21-Jun-2018 14:14:00.527 INFO [KNIME-Job-Scheduler_1] com.knime.enterprise.server.jobs.ScheduledJobManagerImpl.loadAndExecute Scheduled job for ‘Workflow ‘/WorkflowCategory/WorkflowJobName’; resetting; discarding after execution; target name = Workflowname; next execution at 2018-06-21T14:15-07:00[America/Los_Angeles], repeating every minute; User: Username; ID: d20fb4e3-03a1-4b21-9b81-ce5cdc43c5d5’ is still running, skipping current execution.
This kind of log is created every time the workflow is trying to execute even if the previous execution is completed.
In our used case we have certain workflows scheduled to be executed every 5 mins.

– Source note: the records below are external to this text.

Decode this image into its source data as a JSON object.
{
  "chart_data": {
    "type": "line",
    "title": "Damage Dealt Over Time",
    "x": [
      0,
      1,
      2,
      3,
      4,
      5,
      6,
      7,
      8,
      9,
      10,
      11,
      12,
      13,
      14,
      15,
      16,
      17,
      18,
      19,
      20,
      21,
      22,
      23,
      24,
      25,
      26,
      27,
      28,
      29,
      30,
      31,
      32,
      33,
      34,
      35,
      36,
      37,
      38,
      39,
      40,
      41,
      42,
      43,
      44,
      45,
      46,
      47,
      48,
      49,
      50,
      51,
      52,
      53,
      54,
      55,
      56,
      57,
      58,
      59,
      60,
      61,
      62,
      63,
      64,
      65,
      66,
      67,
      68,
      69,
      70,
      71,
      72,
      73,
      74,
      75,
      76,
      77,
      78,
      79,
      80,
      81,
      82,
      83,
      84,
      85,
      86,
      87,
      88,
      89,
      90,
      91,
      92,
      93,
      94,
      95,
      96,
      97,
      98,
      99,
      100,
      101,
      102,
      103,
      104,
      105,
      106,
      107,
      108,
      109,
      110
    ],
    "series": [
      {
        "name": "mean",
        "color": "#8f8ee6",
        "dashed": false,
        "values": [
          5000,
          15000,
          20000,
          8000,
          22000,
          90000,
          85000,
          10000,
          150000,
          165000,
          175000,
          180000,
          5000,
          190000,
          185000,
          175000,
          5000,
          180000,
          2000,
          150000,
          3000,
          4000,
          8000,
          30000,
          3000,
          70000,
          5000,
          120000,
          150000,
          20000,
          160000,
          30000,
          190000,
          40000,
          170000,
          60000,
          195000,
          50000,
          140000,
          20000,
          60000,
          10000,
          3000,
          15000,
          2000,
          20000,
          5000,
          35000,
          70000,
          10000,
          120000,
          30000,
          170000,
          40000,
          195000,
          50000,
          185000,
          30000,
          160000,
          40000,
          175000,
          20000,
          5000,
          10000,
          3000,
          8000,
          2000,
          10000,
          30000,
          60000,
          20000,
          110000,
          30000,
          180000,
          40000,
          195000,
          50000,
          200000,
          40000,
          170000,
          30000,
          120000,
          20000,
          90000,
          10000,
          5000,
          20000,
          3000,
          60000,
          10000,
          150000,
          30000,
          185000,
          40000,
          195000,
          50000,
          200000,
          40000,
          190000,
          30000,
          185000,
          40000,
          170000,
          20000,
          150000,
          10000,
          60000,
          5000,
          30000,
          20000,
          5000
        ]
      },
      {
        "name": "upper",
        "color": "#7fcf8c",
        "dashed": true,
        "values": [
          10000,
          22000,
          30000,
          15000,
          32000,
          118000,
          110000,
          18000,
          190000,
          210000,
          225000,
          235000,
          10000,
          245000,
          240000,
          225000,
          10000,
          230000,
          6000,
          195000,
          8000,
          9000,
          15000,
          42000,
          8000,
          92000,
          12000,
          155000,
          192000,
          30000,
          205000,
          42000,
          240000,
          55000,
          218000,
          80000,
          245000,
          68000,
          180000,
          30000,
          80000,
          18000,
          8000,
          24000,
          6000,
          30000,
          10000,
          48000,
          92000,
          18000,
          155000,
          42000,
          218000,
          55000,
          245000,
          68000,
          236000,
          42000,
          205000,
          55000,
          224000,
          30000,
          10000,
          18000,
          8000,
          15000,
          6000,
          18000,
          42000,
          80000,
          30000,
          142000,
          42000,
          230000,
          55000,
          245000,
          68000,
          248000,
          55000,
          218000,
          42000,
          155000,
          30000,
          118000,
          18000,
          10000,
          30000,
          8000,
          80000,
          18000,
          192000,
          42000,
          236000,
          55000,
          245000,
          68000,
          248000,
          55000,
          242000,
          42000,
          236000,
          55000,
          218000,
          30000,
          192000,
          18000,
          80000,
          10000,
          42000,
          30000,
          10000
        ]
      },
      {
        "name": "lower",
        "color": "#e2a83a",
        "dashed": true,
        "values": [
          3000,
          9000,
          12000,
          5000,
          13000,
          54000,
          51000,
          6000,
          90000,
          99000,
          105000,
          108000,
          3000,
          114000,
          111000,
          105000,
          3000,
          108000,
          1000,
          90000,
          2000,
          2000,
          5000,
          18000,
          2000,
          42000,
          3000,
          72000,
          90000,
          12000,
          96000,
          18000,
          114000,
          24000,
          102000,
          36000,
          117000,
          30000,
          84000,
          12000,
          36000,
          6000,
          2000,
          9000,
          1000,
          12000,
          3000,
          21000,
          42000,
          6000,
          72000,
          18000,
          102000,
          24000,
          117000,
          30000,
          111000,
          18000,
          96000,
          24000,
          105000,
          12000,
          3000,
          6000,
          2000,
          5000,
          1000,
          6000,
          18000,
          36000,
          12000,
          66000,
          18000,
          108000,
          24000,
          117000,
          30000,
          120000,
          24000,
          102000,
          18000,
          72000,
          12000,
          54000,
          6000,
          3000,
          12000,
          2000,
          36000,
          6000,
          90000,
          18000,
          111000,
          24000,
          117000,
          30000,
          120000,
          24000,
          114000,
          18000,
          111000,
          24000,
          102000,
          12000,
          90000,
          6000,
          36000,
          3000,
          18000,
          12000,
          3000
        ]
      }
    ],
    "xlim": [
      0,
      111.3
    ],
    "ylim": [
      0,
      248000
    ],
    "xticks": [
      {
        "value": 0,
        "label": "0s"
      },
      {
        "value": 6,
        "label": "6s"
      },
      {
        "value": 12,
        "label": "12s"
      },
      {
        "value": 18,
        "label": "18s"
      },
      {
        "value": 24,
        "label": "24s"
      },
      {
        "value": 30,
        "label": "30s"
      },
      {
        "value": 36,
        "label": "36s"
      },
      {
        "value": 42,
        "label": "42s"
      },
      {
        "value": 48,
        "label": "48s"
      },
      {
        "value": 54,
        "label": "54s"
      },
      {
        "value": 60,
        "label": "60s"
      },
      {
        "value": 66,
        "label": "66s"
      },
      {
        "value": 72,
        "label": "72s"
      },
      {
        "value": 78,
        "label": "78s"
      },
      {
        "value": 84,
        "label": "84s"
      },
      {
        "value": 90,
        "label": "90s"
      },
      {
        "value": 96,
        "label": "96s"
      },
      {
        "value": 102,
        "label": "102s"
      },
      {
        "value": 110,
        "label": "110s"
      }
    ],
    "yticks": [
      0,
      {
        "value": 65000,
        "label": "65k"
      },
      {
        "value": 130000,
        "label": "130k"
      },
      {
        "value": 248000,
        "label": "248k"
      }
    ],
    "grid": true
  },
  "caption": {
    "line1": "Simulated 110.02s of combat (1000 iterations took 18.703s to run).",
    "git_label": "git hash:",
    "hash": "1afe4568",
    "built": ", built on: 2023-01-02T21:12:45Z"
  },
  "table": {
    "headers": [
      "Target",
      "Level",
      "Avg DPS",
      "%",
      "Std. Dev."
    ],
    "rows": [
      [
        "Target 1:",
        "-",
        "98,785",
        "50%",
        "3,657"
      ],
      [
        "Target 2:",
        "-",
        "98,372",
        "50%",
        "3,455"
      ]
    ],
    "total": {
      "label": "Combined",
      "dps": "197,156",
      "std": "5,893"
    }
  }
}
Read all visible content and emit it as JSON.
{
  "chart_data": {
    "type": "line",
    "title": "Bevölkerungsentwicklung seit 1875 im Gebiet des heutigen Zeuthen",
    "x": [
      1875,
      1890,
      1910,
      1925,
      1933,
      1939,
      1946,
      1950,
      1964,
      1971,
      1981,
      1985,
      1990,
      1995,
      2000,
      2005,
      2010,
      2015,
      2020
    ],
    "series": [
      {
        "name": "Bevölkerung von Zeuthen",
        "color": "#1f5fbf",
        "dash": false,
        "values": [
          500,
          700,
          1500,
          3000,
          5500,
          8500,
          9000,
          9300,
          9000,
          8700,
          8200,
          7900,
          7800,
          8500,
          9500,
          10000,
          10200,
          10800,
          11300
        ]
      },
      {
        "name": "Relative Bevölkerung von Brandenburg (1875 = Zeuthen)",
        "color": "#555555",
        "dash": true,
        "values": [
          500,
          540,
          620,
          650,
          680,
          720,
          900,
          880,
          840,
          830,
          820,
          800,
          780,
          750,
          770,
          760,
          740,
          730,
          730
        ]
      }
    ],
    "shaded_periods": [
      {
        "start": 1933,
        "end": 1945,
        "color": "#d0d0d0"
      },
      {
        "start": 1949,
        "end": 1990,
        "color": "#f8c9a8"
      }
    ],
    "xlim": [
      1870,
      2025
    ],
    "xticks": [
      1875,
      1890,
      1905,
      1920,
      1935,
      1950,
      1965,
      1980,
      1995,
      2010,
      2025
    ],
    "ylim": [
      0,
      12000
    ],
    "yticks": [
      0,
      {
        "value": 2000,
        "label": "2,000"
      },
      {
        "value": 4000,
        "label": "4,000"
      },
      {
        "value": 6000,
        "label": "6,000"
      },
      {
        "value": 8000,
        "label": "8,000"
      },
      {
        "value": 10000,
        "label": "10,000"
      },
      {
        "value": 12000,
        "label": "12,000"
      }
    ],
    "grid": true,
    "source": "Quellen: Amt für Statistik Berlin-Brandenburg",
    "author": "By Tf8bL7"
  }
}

If any of the execution takes more than 5 mins the other execution does not start(as expected) but even if the workflow has been fully executed the following execution schedules are not triggered(not expected) and it gives a log as mentioned above.
Any help in understanding this behavior is appreciated.
I just tested the scheduler on my KNIME Server and it works as expected for me. Here’s what I did:
- Create a workflow with only a Wait node, that waits for 90 seconds.
- Upload to server and set to run on a schedule every 60 seconds, with the ‘Skip execution if previous job still running’.
I’d expect to see workflows execute every second minute (since the workflow takes 90 seconds to run, which it does.
I’ve attached the workflow, can you test it on your server and take a screenshot of the workflow repository after 5 minutes?
Can you also share the KNIME Server version that you’re using?
waitandschedule.knwf (4.5 KB)
Just a short update here. In the split post you noted that you are using KNIME Server 4.6.2.
While trying to reproduce the issue, I discovered a bug that causes the schedule to fail in the case where a job is manually cancelled while running. We’ve already made a fix and will release that as part of a patch release (4.6.4) in the near future. In any case, it would still be great to see the log files (send via DM) so that I can check into the cause of the issue for you.
Hi @jonfuller . We are working with @jeffgullick-knime to get the issue resolved.
Just following up here. The fix is available in the 4.6.4 patch release. I believe that Jeff already helped you to get this patched, and verified that it solved the issue.
Hi, I want to re-open this topic as we are facing similar issues. We are using KNIME Server 4.12. When a workflow is scheduled with the option “skip if previous job is still running” and one job fails no further jobs will be started by the scheduler. Any ideas? Maybe @jeffgullick-knime?
Thanks in advance.
sorry to hear you’re also encountering issues.
Maybe the Job that fails still exists on the server (Monitoring → Jobs). If that is the case, what state is it in?
Could you export the KNIME Server logs (in the WebPortal → Monitoring → Logs) for a timeframe where this issue occurred and send them to email@example.com (with a reference to this forum thread)? Ideally, also let us know what the name of the Workflow was, or maybe even the Schedule or Job ID, if you happen to know that.
We would be happy to investigate what is causing this problem.
Follow-up after Marvin had a look into the logs:
"I can see a Schedule for [workflow XY] having problems. The Schedule still exists, but the Server thinks that the Job from the 17th is still running and hence does not start a new Job (as set by the user when the Schedule was created).
I think this is most likely a bug we have in versions prior to 4.12.4: in some (not quite clear) cases when a Job fails before its proper execution begins, the server does not properly register the Job as failed, which keeps further Jobs from starting."